To Suffocate or To Live: Why I Must Leave
To Suffocate or To Live: Why I Must Leave
Lately, I’ve been thinking about loading up the car, saying to hell with everything, and just driving. Living out of the car if I have to. Finding some other city, some other soil, to plant myself in until I can get established. It might sound reckless, but I would rather be homeless in a car with hope than secure in a house where my soul slowly suffocates.
I live in a place where sameness is celebrated, where chicken gravy is considered daring and Chinese food is considered exotic. Where routine is not just comfortable—it is the highest virtue. The people here don’t demand expansion of themselves, and they don’t expect it of others. They’ve grown accustomed to the glass walls of their fish tank, convinced it’s the whole ocean.
But I can feel the glass pressing in on me. Spiritually, emotionally, intellectually—I am suffocating. Even the securities I have here—a house, food, family—don’t feel like gifts anymore. They feel like cages. They promise safety while delivering only stagnation. The coin flips heads, it flips tails, but it is always the same coin.
Some might say I’m running away. I reject that. There is nothing here that I am trying to escape—no deep personal demons, no unsettledness in myself, no “problems” that require fleeing. If anything, I long for new problems. I crave the friction and the challenge of growth. What I want to escape is not myself—it’s the culture I live in.
This culture, for me, is like being in an abortion clinic receiving services—not because I have shame about who I am, but because the environment itself is designed to terminate potential. To cut off what could be. To ensure that nothing grows. That is what it feels like to live in Pocatello: a quiet death of spirit, disguised as stability.
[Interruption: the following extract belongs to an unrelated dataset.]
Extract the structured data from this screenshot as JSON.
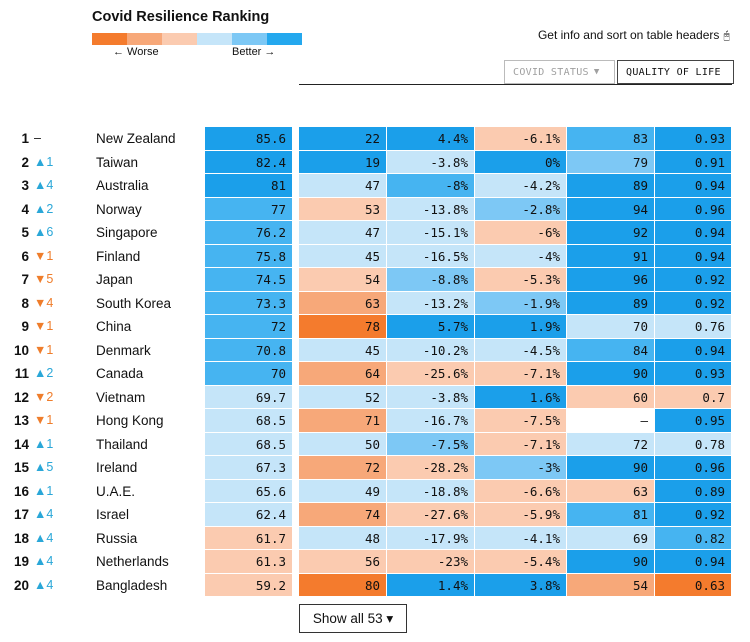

I would rather risk everything for movement, for expansion, for the possibility of life. I would rather run headlong into the chaos of the unknown than remain here in the stagnant certainty of death. Because here, even in comfort, I cannot breathe.
And so, this isn’t about running away from problems. It is about willingly running into them—into the storms, the hunger, the uncertainty, the raw winds of becoming—just to feel the air fill my lungs again. To feel the pulse of movement, the risk of living, the weight of freedom.
For to stay here is to live in a sealed pond, where the water has grown stale, where nothing moves, where even the fish forget the taste of the current. But to leave—to risk homelessness, instability, and the unknown—is to throw myself back into the river. A river that might batter me against rocks, might pull me under, but will always move, always carry me somewhere new.
And if I have to choose between a pond that suffocates and a river that could drown me, I will choose the river every single time. Because at least in the river, I am alive.